§ 20. Dr. Boyson
asked the Secretary of State for Education and Science if, in view of the fact that the number of GCE A-level entries and passes have not risen at the rate which was earlier forecast, he will consider the appointment of a new committee on higher education to review the recommendations of the Robbins Report.
§ Dr. Boyson
Does the Minister agree that as the calculation in respect of the number of students taking two A-level subjects made in the Department of Education and Science planning paper No. 2 in 1970 is out by 11 per cent. over two years, a new committee on higher education should be appointed, particularly bearing in mind that many people have changed their minds about the Robbins Report, including Lord Robbins himself, on the question of grants and the disability of a gap in education between the time when pupils leave school and enter university?
§ Mr.

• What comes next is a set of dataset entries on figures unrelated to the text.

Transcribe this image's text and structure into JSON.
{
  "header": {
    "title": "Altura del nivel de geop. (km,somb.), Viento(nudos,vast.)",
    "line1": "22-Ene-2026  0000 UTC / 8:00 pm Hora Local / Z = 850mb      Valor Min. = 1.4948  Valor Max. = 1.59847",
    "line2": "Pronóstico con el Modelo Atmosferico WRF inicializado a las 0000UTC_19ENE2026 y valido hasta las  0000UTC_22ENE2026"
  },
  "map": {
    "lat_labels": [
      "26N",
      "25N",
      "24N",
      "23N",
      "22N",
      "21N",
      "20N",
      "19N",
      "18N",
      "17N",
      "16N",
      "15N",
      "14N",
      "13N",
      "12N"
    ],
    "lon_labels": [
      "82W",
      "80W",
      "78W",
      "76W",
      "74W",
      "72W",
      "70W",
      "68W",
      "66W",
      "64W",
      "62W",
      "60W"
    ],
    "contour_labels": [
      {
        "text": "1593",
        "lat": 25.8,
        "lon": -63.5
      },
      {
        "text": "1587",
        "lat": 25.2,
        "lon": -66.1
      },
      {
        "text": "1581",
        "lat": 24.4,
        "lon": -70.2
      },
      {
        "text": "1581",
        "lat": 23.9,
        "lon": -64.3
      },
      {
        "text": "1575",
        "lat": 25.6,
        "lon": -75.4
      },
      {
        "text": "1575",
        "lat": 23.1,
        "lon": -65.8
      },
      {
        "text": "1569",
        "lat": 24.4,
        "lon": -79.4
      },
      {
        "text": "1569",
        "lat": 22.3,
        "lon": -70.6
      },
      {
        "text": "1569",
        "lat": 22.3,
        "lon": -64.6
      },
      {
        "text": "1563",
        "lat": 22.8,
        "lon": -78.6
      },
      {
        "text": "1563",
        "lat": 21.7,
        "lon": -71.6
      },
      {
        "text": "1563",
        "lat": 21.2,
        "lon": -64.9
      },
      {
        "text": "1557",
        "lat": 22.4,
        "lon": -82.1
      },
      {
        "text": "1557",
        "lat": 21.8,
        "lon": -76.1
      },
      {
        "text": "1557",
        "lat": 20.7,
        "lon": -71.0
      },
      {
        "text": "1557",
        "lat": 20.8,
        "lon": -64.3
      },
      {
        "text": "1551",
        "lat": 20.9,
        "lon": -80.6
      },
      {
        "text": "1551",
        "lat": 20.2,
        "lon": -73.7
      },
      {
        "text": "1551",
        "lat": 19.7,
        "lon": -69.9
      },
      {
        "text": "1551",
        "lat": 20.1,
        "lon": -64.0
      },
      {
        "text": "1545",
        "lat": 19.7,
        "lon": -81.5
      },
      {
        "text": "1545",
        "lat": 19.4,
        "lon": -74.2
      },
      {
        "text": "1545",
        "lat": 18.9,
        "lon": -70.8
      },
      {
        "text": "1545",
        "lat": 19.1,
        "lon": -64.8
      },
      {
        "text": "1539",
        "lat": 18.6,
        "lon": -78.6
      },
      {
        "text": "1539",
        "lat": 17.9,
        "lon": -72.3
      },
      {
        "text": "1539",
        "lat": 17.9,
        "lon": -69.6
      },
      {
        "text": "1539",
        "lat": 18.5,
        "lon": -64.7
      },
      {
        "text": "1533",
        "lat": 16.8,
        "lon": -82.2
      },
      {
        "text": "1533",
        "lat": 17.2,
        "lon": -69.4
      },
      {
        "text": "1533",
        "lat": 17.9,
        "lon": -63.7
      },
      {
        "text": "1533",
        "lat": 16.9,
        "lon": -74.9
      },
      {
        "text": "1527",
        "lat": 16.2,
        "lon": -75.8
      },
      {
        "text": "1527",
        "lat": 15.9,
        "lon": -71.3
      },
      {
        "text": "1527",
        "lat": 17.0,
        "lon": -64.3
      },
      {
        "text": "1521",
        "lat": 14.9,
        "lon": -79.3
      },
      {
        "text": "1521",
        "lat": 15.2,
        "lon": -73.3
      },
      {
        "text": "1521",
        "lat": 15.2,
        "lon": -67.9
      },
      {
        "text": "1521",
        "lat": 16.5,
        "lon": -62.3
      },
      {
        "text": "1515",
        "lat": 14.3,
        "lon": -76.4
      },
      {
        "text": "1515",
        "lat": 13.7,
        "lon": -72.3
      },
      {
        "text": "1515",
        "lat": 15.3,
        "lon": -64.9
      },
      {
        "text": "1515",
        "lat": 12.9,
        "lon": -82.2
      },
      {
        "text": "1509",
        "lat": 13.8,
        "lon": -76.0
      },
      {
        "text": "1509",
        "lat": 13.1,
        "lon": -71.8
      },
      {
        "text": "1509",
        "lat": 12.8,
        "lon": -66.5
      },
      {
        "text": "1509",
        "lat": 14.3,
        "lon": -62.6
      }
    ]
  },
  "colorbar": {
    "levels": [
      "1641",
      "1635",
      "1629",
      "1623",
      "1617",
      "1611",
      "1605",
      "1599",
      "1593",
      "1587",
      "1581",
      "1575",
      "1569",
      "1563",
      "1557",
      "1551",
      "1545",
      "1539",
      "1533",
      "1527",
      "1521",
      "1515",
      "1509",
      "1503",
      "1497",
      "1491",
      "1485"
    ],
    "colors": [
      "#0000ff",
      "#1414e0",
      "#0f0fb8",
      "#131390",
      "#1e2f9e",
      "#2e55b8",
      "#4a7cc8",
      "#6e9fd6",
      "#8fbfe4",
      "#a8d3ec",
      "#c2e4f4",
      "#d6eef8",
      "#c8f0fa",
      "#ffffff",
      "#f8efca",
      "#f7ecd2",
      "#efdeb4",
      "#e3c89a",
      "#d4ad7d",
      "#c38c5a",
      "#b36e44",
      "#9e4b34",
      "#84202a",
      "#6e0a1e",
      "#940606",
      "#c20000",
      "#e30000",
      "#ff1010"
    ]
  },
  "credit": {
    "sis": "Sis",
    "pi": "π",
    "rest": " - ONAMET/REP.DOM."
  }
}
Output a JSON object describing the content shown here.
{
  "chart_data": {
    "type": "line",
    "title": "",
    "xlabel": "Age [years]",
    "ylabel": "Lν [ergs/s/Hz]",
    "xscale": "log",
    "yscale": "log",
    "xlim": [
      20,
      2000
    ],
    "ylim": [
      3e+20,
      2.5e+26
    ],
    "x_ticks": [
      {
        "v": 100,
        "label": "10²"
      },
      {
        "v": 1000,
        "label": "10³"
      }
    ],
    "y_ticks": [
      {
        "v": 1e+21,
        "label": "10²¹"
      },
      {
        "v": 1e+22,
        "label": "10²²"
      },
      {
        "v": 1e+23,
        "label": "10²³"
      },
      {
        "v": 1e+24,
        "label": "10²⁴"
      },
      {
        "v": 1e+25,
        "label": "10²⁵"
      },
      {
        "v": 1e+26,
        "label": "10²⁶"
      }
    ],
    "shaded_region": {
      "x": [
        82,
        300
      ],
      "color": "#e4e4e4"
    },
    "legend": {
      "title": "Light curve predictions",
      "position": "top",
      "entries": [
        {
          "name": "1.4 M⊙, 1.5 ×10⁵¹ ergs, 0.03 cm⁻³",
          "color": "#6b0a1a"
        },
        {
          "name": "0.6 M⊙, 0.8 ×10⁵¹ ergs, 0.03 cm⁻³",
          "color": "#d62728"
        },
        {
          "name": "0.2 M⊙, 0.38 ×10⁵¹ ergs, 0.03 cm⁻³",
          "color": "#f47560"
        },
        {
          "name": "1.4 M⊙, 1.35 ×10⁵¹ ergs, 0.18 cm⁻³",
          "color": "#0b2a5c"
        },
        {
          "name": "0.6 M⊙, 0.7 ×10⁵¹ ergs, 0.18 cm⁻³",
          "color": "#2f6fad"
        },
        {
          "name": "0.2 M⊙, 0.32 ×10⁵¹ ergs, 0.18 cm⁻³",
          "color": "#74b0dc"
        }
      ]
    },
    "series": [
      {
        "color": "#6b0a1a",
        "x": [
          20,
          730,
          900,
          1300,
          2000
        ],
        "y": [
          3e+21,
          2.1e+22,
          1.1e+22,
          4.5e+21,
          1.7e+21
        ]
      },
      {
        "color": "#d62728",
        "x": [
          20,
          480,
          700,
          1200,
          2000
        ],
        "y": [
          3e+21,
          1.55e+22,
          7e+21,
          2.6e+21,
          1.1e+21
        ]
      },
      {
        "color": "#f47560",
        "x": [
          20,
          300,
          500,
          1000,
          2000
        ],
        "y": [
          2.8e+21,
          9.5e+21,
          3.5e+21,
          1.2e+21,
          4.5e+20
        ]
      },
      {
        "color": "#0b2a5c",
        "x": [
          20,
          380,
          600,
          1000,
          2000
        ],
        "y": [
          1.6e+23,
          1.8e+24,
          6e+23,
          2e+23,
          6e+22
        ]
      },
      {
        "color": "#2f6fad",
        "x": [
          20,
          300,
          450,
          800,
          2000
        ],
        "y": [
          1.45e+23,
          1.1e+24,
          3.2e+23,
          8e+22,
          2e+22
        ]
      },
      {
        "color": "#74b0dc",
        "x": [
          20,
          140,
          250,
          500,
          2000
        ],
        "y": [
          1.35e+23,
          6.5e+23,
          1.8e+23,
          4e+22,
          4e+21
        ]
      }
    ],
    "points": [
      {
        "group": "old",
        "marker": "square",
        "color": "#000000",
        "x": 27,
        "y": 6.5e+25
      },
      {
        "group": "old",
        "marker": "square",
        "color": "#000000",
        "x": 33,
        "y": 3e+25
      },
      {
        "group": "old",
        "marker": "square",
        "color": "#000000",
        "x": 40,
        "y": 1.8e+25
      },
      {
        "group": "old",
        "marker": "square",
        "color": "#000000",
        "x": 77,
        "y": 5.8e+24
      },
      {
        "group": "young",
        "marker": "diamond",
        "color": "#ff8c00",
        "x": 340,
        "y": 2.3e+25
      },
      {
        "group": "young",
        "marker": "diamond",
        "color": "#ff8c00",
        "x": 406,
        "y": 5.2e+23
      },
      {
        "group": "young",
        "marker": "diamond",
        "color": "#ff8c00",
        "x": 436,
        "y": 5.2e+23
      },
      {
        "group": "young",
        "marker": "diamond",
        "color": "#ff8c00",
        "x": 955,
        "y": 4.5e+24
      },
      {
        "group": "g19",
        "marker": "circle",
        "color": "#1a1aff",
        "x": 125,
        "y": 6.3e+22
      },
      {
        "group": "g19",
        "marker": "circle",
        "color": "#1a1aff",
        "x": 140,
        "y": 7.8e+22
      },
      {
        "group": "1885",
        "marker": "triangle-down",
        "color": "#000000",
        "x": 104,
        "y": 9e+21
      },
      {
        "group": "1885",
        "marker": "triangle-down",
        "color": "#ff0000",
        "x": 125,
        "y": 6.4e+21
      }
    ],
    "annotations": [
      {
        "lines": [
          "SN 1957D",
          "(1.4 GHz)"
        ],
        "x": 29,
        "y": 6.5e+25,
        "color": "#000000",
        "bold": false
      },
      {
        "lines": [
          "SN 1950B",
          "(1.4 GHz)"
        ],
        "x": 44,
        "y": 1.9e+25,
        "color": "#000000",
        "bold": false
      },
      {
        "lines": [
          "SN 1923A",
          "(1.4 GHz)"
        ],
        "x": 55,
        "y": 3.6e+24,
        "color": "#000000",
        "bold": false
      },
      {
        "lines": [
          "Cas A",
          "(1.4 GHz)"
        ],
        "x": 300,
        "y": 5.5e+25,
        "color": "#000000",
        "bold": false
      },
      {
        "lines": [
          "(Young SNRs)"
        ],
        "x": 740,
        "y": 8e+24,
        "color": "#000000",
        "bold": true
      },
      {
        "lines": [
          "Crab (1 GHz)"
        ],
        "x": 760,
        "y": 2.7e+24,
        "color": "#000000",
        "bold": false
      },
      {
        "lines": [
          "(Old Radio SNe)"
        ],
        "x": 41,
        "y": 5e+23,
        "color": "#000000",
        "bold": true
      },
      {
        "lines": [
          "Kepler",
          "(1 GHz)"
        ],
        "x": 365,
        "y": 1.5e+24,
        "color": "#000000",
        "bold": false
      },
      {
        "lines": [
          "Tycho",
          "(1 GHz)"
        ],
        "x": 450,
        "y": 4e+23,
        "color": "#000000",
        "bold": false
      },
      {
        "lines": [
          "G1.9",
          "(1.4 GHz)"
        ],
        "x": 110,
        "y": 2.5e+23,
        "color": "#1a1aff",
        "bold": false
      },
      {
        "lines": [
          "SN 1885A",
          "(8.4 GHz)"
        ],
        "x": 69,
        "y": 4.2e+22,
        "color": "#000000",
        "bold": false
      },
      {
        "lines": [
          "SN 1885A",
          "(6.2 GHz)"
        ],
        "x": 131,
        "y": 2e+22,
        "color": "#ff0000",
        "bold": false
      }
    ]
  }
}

Fowler
No, Sir, that does not affect my original reply. The hon. Gentleman misunderstands the importance of the Robbins Report. Its importance lay in establishing principles which should be observed in determining the proportion of students who were able and willing to go on to higher education and for whom places should be provided. The importance did not lie in the report's statistical appendices, which must be subject to continuous review year by year.
§ Mr. Marten
Would not some of these problems be overcome if we got away from the binary system and appointed a higher education commission to deal with both further and higher education?
§ Mr. Fowler
I take note of the hon. Gentleman's oft-expressed view on that subject. I will certainly consider it.